Design Principles

How I do AI

I keep watching smart people build elaborate agent systems that collapse the second they touch real work. A multi-step planner. A vector store. A retrieval-augmented synthesizer. An orchestrator. A memory layer. Eight microservices behind a custom protocol. By month three they're back to pasting things into ChatGPT.

The bug is not the LLM. The bug is the architecture they wrapped around it.

This repository is the architecture I actually use. The pieces are boring on purpose. But they work on a Tuesday, they work on a flight, and they work six months from now when I've forgotten everything about how I built them. That is the bar.

The Thesis

Small, opinionated, composable pieces beat one big agent. Always. Every time.

To keep operations light, we run three always-on agents (such as the Beast agent running on the Hermes VPS). These agents do not run monolithic planning loops; they use OpenClaw or Hermes strictly as a thin harness/message-transport layer. For writing code, modifying files, and refactoring scripts, we pair-program directly with Codex Gemini. This separates the always-on monitoring loop from active code authoring.
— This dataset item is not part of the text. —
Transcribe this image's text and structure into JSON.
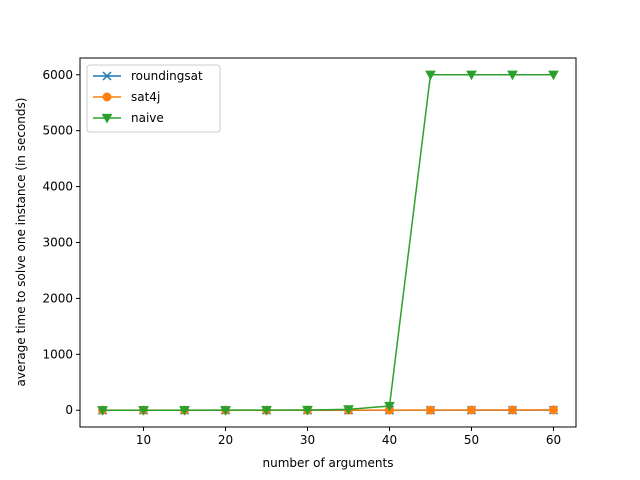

A big agent — any single program that tries to plan, retrieve, decide, write, and ship — is a load-bearing wall in a building you are still designing. You cannot move it without bringing the roof down. You cannot see inside it. You cannot reason about why it did what it did three weeks ago.

A bunch of small scripts that each do one thing, log what they did, and hand off via plain files? You can move those. You can read them. You can rebuild them in an afternoon if you have to.

Principles I actually follow

Principle 1

Memory belongs in plain text, not in your context window

Real memory lives in files you can grep. For me, that is events.db (one SQLite events table) and ~/.claude/projects/<project>/memory/MEMORY.md. If I delete my context window, the brain loses nothing.

Context windows are not memory. They are a scratchpad. They evaporate when the session ends, get compacted, or lie to you.

Principle 2

One repository per fully-featured thing

Keep tools modular. If a stranger can clone it, run it, and get value in under an hour without the rest of my setup, it earns its own repository. Hub and spokes linked by references.

Monolithic conglomerates get messy fast. When the marketing harness needs to ship, the brain refactor blocks it.

Principle 3

Skills, hooks, and slash commands beat massive system prompts

Claude Code primitives: skills (markdown loaded on demand), hooks (deterministic pre/post commands), and slash commands (named entry points). Modular and debuggable.

Long system prompts are monolithic load-bearing walls. Every new behavior fights every other behavior, making debugging behavior failure impossible.

Principle 4

Your Claude finishes the setup

I ship structured markdown prompts. You paste one into your Claude. Your agent reads the files, asks what you are trying to do, and handles the local environment setup.

Fat installers and automation scripts break across environments in silent, un-reproducible ways.

Principle 5

The brain ingests the world; agents act on what it noticed

Decouple ingest from execution. Build background scoring scripts (like daily paper filters) that drop data into the SQLite database. The runtime agent just reads the filtered records.

Single agents watching everything and deciding on the fly. They starve from lack of feed data or bloat the context window.

Principle 6

Subagents for parallel work, not for linear tasks

Use parallel subagents for isolated jobs (like generating three different layout drafts). If two tasks can run on different days without shared state, they are subagent-ready.

Splitting linear step-by-step logic across subagents. They lose track of each other, forcing you to spend more time stitching than coding.